I have about 600 zip files.
Each zip file contains an another zip file.
I would like to extract one file from the second level zip.
I solved it with the unzip node and loop function, etc but it is very slow, about 20 sec / file, because it unpacks the whole zip., about 1000 files / zip.
Alternatively, you could do the unzip outside of Knime. You can check this thread:
Although the topic was about 7-Zip, similar approach can be done. You can try to unzip specific files via the command line. It will be much faster. It will take less than 20 sec to do ALL of them.
Once you extracted your 123.txt files, you can then go back to Knime and process the txt files.
Thank you very much for the answers.
The “R Script” has become the right solution for selecting files and reading two-level zips.
I take the list of files to be unpacked from a table with a loop.
This is works very vell.
However, there is a minor problem: my Zip files do not always contain all the files I give on the input. In this case, all the files in the ZIP will be extracted.
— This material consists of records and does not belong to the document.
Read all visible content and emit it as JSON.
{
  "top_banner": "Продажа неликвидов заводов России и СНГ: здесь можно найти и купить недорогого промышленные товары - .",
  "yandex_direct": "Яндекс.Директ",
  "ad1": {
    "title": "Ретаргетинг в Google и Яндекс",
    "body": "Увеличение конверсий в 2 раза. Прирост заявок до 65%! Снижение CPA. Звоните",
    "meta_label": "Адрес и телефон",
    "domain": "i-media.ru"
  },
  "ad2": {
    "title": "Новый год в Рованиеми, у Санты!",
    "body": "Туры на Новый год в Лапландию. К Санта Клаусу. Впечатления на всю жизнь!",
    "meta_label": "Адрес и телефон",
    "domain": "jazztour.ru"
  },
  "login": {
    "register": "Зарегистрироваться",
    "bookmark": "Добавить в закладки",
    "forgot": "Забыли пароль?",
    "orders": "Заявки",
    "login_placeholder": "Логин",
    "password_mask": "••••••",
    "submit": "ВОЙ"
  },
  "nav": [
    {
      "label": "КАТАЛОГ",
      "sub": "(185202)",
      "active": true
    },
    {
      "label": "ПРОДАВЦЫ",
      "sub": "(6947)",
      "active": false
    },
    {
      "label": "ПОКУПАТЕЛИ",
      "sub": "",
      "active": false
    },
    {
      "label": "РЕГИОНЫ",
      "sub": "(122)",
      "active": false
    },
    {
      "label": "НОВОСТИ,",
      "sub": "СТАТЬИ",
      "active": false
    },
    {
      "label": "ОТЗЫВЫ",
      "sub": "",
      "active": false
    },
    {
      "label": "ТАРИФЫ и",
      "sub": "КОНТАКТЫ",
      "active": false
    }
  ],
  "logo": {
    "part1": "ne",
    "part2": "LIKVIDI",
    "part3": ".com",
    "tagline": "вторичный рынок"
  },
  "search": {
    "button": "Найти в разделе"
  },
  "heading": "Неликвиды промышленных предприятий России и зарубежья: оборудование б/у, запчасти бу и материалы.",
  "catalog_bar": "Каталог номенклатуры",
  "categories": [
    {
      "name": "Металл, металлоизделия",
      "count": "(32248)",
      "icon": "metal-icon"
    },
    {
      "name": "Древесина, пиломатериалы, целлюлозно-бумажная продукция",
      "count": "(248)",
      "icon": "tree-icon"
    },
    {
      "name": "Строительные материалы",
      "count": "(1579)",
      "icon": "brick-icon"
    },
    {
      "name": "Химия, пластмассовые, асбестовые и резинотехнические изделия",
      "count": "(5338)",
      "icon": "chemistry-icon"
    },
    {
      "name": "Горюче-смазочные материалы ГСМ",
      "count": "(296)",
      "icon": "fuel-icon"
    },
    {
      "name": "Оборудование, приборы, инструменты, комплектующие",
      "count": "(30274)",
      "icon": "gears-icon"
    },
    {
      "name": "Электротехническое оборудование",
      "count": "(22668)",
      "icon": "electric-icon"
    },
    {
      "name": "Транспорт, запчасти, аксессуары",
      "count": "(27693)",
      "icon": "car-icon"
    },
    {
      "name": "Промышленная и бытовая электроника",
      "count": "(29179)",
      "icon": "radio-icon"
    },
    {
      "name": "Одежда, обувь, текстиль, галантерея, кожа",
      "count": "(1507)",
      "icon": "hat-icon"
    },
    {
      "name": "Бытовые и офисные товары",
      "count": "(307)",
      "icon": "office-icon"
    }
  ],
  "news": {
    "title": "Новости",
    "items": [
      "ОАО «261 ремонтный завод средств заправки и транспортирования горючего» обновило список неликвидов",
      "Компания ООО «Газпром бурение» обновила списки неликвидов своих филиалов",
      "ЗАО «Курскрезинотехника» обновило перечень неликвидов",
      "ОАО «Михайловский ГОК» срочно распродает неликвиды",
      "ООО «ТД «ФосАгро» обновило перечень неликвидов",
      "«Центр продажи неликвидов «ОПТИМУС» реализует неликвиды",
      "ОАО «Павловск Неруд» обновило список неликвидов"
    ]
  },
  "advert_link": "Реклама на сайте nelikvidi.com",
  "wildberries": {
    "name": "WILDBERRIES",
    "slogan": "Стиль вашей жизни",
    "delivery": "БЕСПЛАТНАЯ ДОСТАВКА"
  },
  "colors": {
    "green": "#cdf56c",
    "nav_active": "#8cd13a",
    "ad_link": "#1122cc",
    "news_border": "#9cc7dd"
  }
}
The solution I think would be a “file exists” test, I tried to find a solution with the “TRY (Variable ports)” node, I don’t know if this is a good approach?
Thanks for the reply, I managed to try it. What I faced with the problem in this case was that the cycle ran very slowly. The data stream is managed from a network drive that probably caused the problem. The solution worked anyway.
Thanks for sharing a snapshot of the solution. It clearly shows the algorithm to follow.
Would it be possible to share the workflow too, just with the portion you have snapshotted? I believe other people in the forum would appreciate to have access to the R code solution too. Thanks in advance.
A condesed version of the R code (how to extract only certain files) can be found here. Maybe @palatisa can upload a version of his solution with dummy data as well.
Along with maybe other useful R and ZIP solutions, like keeping the original timestamps intact
@palatisa I will have a look at it. The structure doe slook good. You could do two more things: give ist a title besides the echnical one with the _. That would look better if someone finds it. And maybe insert a link to this thread so people could see the context. You can edit the description of the workflow.